A mother and son and two women, all in traditional Korean clothing (hanbok), return home from the market past a line of trees.
Park Sookeun paintings are unique. Modest in scale, somber and roughly textured, they are at first glance unassuming and unpretentious. But it is is these very qualties, combined with the abstract, simplified rendering of his idyllic subject matter--country scenes of everyday life--that give his works their power and poetry.
Sookeun's work was widely appreciated by Americans stationed in Seoul during the 1960s. Now it is prized by Korean collectors and museums as well. The Bando Gallery at the Choson Hotel began exhibiting his paintings in 1965, selling them for a nominal sum to clients who were predominamtly Americans.
Sookeun's body of work is thought to be quite small, perhaps no more than 400 paintings.

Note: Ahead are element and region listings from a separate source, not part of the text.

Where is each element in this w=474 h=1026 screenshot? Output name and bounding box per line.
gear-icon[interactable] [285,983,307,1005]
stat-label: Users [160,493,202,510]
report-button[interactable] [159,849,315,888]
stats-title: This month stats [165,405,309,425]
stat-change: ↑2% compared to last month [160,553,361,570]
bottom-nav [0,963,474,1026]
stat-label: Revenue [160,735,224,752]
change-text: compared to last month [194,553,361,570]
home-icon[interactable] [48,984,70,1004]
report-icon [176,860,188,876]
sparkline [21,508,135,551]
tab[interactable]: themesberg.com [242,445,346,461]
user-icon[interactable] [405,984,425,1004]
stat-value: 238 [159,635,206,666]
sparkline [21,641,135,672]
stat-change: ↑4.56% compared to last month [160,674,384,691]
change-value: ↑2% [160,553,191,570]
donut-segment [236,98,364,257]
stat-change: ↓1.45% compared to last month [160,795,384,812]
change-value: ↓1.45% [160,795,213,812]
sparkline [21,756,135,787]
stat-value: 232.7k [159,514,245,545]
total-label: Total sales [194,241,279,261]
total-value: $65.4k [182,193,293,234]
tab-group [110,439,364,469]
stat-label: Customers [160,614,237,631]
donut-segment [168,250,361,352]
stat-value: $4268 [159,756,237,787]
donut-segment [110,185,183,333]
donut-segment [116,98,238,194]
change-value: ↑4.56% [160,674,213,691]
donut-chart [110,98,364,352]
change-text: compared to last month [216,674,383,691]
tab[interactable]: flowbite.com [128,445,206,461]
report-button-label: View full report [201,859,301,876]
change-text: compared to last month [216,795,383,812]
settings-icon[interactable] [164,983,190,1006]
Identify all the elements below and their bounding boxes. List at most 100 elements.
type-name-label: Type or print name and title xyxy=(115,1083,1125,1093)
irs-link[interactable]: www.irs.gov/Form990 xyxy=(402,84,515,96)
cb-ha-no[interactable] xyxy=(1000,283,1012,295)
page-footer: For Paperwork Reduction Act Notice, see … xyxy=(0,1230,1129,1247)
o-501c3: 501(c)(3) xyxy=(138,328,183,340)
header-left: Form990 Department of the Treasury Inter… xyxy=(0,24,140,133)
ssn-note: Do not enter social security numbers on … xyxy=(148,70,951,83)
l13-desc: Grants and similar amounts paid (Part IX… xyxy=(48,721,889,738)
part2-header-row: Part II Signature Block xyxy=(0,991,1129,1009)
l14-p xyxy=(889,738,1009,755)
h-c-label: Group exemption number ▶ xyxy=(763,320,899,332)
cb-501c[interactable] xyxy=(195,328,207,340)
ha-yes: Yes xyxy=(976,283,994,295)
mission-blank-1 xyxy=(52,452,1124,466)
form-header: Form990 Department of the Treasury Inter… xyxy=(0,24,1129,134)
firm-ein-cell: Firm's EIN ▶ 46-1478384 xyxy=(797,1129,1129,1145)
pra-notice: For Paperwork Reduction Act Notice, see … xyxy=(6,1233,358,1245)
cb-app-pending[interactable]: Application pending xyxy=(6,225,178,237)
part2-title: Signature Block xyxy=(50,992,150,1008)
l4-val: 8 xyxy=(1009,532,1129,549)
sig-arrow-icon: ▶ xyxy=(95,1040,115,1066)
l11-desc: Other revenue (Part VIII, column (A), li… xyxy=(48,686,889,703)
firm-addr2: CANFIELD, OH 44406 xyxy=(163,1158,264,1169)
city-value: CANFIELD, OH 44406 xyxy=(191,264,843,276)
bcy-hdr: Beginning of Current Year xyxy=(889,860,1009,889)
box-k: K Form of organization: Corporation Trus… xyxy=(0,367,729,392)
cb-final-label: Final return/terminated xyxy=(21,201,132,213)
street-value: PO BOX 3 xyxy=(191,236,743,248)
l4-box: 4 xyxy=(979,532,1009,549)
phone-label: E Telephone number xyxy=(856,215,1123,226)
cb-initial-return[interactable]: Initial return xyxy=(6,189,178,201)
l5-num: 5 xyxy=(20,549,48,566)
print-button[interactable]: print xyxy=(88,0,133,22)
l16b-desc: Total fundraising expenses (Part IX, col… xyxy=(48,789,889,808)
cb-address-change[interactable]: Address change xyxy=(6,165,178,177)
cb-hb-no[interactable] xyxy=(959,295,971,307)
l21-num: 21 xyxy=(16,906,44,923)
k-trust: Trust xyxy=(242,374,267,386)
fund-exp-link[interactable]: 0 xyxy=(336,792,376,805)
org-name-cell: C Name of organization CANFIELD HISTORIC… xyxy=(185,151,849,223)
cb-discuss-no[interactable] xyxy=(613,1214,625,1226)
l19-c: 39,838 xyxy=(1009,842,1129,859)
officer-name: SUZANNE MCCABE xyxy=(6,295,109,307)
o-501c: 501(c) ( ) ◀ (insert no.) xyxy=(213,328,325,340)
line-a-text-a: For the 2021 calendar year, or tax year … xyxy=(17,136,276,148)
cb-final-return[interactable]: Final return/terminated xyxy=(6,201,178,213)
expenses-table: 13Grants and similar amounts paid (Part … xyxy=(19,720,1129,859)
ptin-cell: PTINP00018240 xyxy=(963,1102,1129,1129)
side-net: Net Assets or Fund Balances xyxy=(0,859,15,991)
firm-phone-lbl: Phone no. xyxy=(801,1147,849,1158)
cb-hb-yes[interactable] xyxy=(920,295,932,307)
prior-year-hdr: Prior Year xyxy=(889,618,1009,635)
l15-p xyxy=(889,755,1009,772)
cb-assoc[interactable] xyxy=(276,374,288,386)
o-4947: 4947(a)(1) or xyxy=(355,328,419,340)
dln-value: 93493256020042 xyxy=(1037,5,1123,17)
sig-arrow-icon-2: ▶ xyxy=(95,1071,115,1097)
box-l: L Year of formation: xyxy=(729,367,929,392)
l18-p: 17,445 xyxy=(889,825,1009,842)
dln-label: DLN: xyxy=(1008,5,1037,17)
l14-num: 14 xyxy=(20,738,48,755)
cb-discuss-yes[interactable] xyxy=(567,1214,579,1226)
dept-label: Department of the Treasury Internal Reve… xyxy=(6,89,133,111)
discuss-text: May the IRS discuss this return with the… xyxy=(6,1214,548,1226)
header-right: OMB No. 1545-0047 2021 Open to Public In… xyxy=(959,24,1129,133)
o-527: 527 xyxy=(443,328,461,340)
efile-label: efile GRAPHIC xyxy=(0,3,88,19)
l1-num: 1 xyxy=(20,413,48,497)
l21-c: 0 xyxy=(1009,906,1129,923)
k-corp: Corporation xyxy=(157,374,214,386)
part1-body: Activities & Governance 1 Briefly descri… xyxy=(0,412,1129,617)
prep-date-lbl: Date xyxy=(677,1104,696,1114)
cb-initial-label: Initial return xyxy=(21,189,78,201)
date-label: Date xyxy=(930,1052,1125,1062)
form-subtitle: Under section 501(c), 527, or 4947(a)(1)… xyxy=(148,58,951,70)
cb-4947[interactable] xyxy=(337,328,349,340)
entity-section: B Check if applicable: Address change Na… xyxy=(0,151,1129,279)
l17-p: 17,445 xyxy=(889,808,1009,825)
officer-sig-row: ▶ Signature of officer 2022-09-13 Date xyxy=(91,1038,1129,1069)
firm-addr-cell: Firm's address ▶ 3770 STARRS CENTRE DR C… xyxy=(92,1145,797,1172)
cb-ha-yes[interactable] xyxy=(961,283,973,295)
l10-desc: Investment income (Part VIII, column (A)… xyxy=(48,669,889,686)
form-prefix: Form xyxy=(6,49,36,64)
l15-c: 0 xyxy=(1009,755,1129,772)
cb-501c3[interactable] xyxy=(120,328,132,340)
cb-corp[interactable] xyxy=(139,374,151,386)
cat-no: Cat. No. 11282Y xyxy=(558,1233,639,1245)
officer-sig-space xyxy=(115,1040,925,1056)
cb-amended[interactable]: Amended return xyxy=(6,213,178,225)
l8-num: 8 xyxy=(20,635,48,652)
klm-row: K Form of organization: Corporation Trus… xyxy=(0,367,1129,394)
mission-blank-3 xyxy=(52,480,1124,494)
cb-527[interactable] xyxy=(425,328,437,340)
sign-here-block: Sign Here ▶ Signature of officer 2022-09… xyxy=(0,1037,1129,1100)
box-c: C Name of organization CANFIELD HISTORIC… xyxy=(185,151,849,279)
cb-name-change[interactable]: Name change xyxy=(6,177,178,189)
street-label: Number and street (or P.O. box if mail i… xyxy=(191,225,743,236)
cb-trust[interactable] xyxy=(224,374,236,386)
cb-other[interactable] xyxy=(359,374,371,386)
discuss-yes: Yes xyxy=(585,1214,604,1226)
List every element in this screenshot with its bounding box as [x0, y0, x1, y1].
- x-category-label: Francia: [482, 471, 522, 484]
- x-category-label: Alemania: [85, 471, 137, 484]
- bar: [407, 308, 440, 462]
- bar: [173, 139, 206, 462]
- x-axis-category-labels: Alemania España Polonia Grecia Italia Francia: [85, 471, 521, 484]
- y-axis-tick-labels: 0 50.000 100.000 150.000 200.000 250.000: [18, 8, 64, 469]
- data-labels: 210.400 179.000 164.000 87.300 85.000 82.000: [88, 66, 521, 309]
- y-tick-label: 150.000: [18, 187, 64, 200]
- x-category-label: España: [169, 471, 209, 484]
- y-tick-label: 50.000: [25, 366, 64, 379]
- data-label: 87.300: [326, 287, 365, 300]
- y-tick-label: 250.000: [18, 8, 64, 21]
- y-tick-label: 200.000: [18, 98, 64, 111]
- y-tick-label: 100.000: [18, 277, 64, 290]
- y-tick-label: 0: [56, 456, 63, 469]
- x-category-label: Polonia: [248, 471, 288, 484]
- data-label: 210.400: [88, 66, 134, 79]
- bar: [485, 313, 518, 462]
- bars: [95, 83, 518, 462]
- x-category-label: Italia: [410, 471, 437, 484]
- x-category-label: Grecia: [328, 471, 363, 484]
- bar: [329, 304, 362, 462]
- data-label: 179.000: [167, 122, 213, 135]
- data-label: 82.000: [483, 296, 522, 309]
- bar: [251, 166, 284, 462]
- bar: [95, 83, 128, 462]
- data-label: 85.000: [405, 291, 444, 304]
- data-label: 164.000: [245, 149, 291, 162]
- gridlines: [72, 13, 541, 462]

His career was cut short by his premature death from cirrhosis of the liver at the age of fifty-one in 1965. During the past fifteen years, since Christie's, New York, began selling his work, he has become the most sought-after modern Korean master.
Eighteen paintings by Park Sookeun have been sold at Christie's, New York: Farmers, 27 April, 1993, lot 45; Dancers, 17 November, 1993, lot 121; Woman beneath a tree, 27 April, 1994, lot 101; Country villages, 25 October, 1994, lot 78; Three women and child, 26 April, 1995, lot 77; Farm houses, 26 March, 1996, lot 67; Men smoking, 31 October, 1996, lot 110; Jobless, 23 March, 1999, lot 311 and 18 September, 2001, lot 333; Mother and child, 15 September, 1999, 384; Four women and child, 23 March, 2000, lot 379; Mother and child walking under trees, 19 September, 2000, lot 410; Winter, 22 March, 2002, lot 223; Woman pounding grain, 18 September, 2002, lot 432; Han il (Leisure time), 24 March, 2003, lot 326; Three women seated in the marketplace, 16 September, 2003, lot 430; Seated woman and jar, 23 March, 2004, lot 357; Mother, child and two women; and Coming home from market, 18 March, 2008, lots 468 and 469.